Both companies were trumped on cost by Lundgren Management, the Valencia-based firm that district staff made their top recommendation on price. (The facilities staff made two lists of three recommendations, one based on price, the other based on evaluations and references.)
While Barnhart would charge $6,562,500 to oversee the construction and WLC would charge an estimated $7,875,000, Lundgren would charge $2,979,551 for the same project.
"Put simply, the school board chose to spend an additional $4.5 million of the district's and taxpayer dollars for the exact same services we were proposing," the June 26 letter from company president Dale Lundgren reads in part. "This decision is most perplexing to us."
Lundgren also took issue with comments made by school board vice-president Robert Kirk in an interview published in the June 26 edition of the Hesperia Star.
"Mr. Kirk made seemingly slanderous statements that 'the cheapest companies are just paper-pushers and they will charge you for every thing you do, every phone call, every change order that you do. They will charge you if the project goes beyond the [estimated] date,'" Lundgren wrote. "The [company's] proposal was quite clear on how the fees were to be proposed and we reiterated this in conversations with the district that there were no 'hidden' fees in our proposal and that our fees were all-inclusive, as requested.
"Getting back to the 'paper-pusher' statement, Lundgren Management takes great pride in being a hands-on, proactive construction manager in leading our construction programs. School building is what we do and we have been extremely successful in delivering quality services to all of our clients for over 20 years."
As Stenman did in the Barnhart letter, Lundgren expresses a desire to have representatives meet with HUSD staff and the school board to discuss their bid and answer any questions they may have. Unlike the Barnhart letter, the Lundgren letter is also a formal protest of the board's decision.
HUSD legal counsel Tristan Pelayes met with district Superintendent Hank Richardson regarding the letters on Tuesday, along with George Landon, the HUSD's Assistant Superintendent of Business Services.
"We look at all concerns.
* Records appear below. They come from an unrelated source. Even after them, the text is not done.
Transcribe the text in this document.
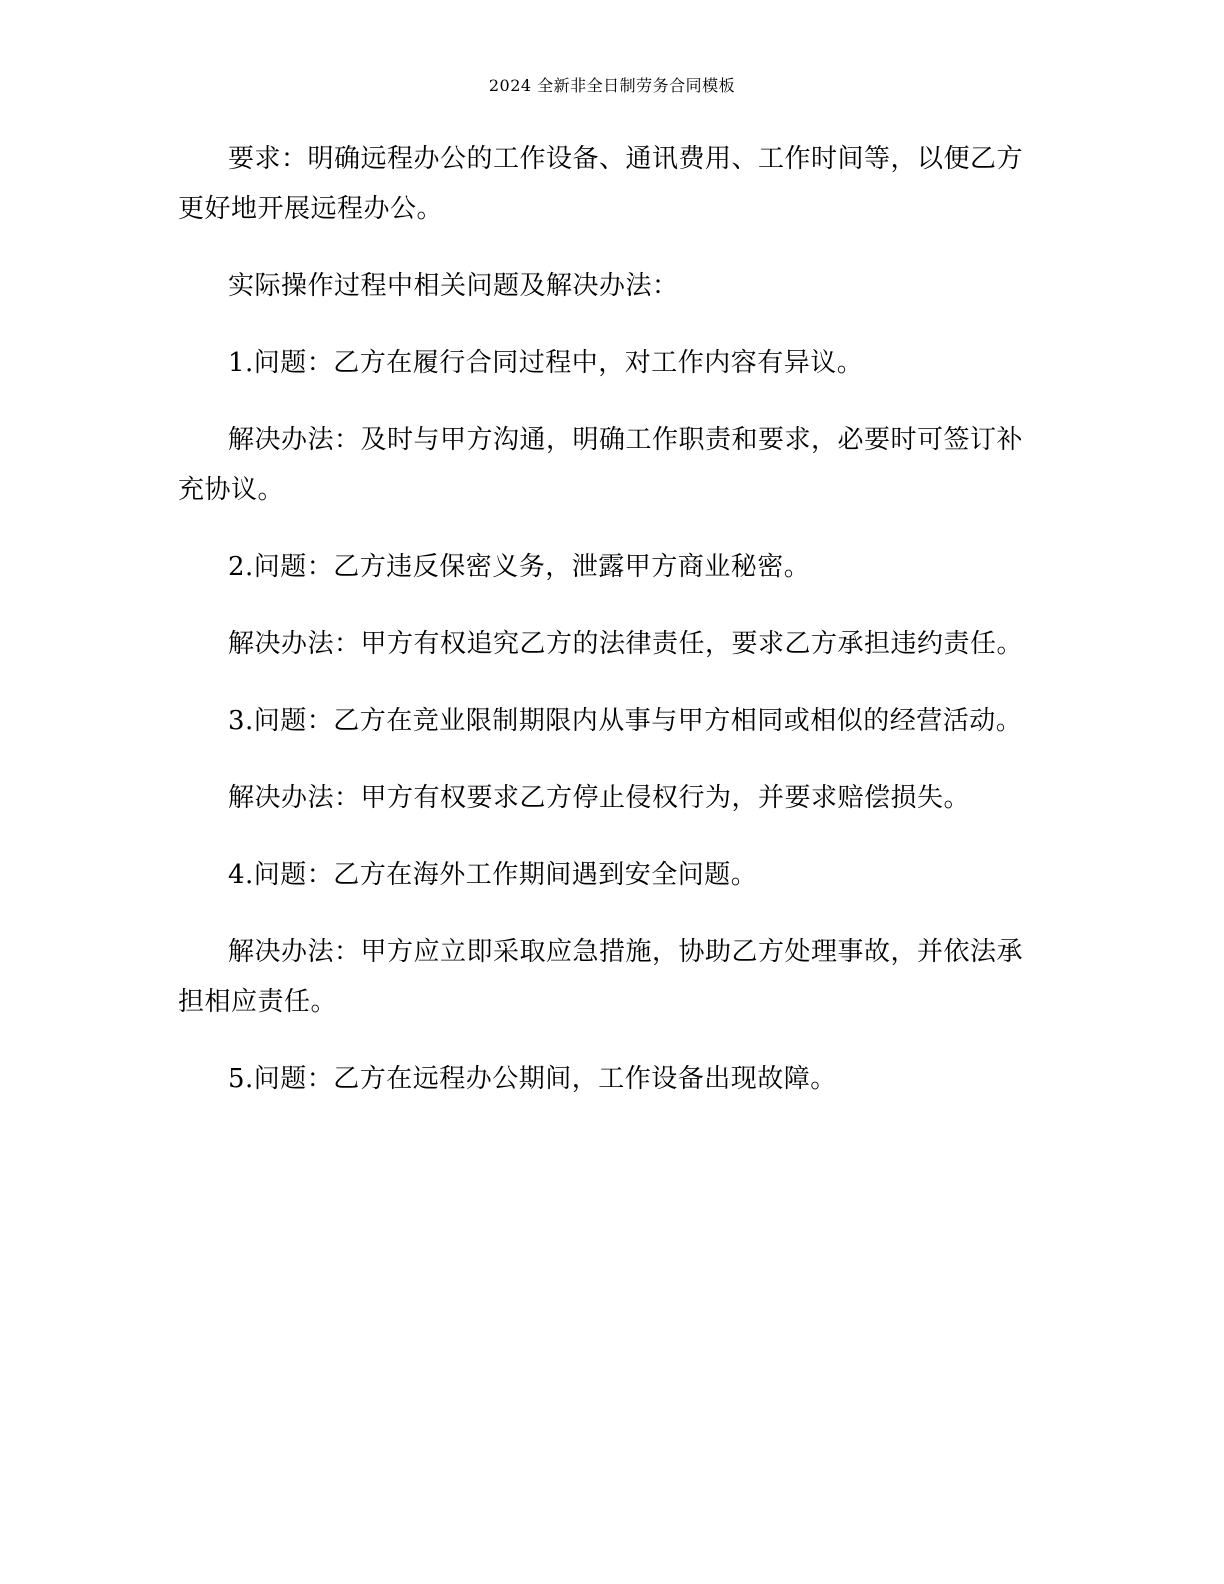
2024 全新非全日制劳务合同模板

要求：明确远程办公的工作设备、通讯费用、工作时间等，以便乙方更好地开展远程办公。

实际操作过程中相关问题及解决办法：

1.问题：乙方在履行合同过程中，对工作内容有异议。

解决办法：及时与甲方沟通，明确工作职责和要求，必要时可签订补充协议。

2.问题：乙方违反保密义务，泄露甲方商业秘密。

解决办法：甲方有权追究乙方的法律责任，要求乙方承担违约责任。

3.问题：乙方在竞业限制期限内从事与甲方相同或相似的经营活动。

解决办法：甲方有权要求乙方停止侵权行为，并要求赔偿损失。

4.问题：乙方在海外工作期间遇到安全问题。

解决办法：甲方应立即采取应急措施，协助乙方处理事故，并依法承担相应责任。

5.问题：乙方在远程办公期间，工作设备出现故障。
We take them very seriously," Pelayes said. "We're going to look into the merits of that letter, and ultimately the district will do the right thing."
Whether this means an additional delay to the opening of the high school beyond WLC's target of August 2010 remains to be seen.
"Conceptually, the letters might delay it if the board has to do things to correct it," Pelayes said.
In the meantime, "we're going to continue moving down a path as quickly as we can to [follow] the direction to have kids in Oak Hills High School by 2009," Landon said.
"Opening any school, there's always going to be some bumps in the road," Richardson said. "We don't know what the merits [of the complaints] are until we have looked at the letters."
Pelayes will be reporting back to the school board regarding the Barnhart and Lundgren letters, and what -- if anything -- the board and district should do about them, later this month.
"By the latest, I'm hoping by the [meeting on the] 23rd," he said.
"Welcome to the world of construction," Barnhart said. "The only thing that bothered me a little bit was that the good folks up in Hesperia should make the best decision they can make. They should be striving to build the best housing for their kids' education.
"In a perfect world, that's what happens."
The next regularly scheduled meeting of the Hesperia Unified School District is a budget workshop on Saturday, July 14, 9 a.m. at Sultana High School. The next regular board meeting will be held July 23 at 6 p.m. at Sultana High School.